The crash is caused by stack misalignment. See Why does the x86-64 / AMD64 System V ABI mandate a 16 byte stack alignment?
The jump-by-ret results in entering runme
with the stack misaligned, which violates the ABI, and some libc functions do in fact break when called with a misaligned stack. It doesn't happen on my system, but apparently your malloc
implementation (which printf
calls) requires stack alignment.
Disassembling the code bytes, the faulting instruction is movaps [rsp+0x10], xmm1
, whose memory operand must be aligned to 16 bytes. However, rsp
has a hex value ending in 8
, so rsp+0x10
is not aligned.
I don't off the top of my head see a simple way to have the exploit work around this.
Here is a brief explanation of the principle of stack alignment and how it leads to the crash.
It simply means that when the movaps
instruction is executed, the value in rsp
is not a multiple of 16 (which is mathematically equivalent to saying that its last hex digit is not 0).
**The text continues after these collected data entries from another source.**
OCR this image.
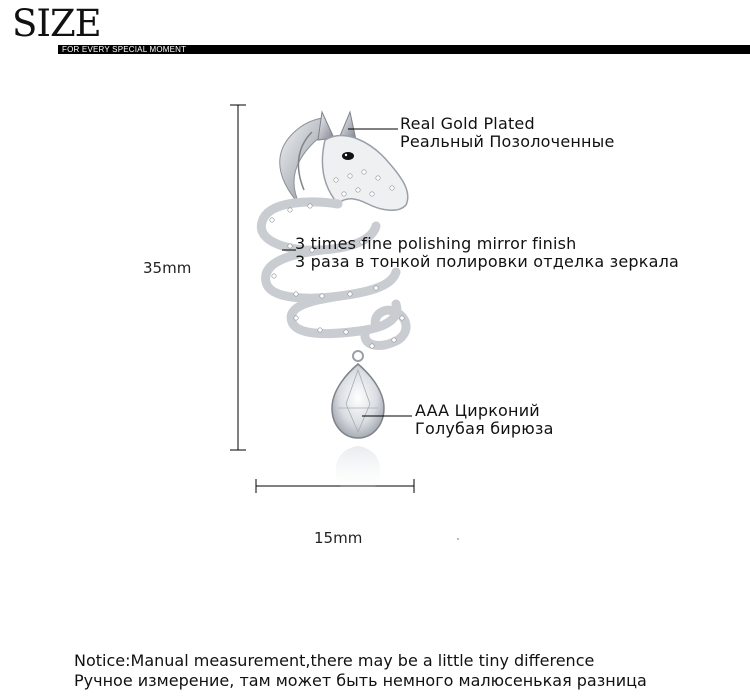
SIZE
FOR EVERY SPECIAL MOMENT
35mm
15mm
Real Gold Plated
Реальный Позолоченные
3 times fine polishing mirror finish
3 раза в тонкой полировки отделка зеркала
AAA Цирконий
Голубая бирюза
Notice:Manual measurement,there may be a little tiny difference
Ручное измерение, там может быть немного малюсенькая разница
The compiler is careful to ensure that it generates code that always adjusts the stack pointer by multiples of 16, such that if it was properly aligned by the caller of this function, then the calls made by this function will also occur with proper alignment.
The rule set out by the x86-64 SysV ABI, which Linux compilers conform to, is that rsp
must be a multiple of 16 (i.e. must end in 0) when a call instruction is issued. This means that when the called function begins to execute, then rsp
is 8 less than a multiple of 16 (i.e. ends in 8), because of the 8-byte return address that was pushed by call. So when main
reaches its ret
instruction, with your modified return address on the stack, rsp
likewise ends in 8 (all stack modification done within main
has been undone at this point). The ret
pops the stack once, so you end up at runme
with rsp
ending in 0, which is wrong.
This "parity error" propagates down through printf
and into malloc
. The _int_malloc
function expects to be entered with rsp
ending in 8, so it presumably subtracts an additional 8 bytes (possibly just by pushing) somewhere before executing movaps
. As such, rsp
would end in 0 at that point and all would be well. But since the situation was reversed on entry to runme
, it stays reversed. _int_malloc
got entered with rsp
ending in 0 instead, and so its subtraction of 8 bytes left it not ending in 0 when movaps
executed.
To your comment: At the level of C, stack alignment is the job of the compiler, not the programmer. So a C program can freely define a local array of size 17, and the compiler will then have to know to actually adjust the stack pointer by 32 bytes, leaving the other 15 bytes unused (or using them for other local variables). It isn't something that a C programmer normally has to worry about, but it becomes relevant when you are hacking internals like this.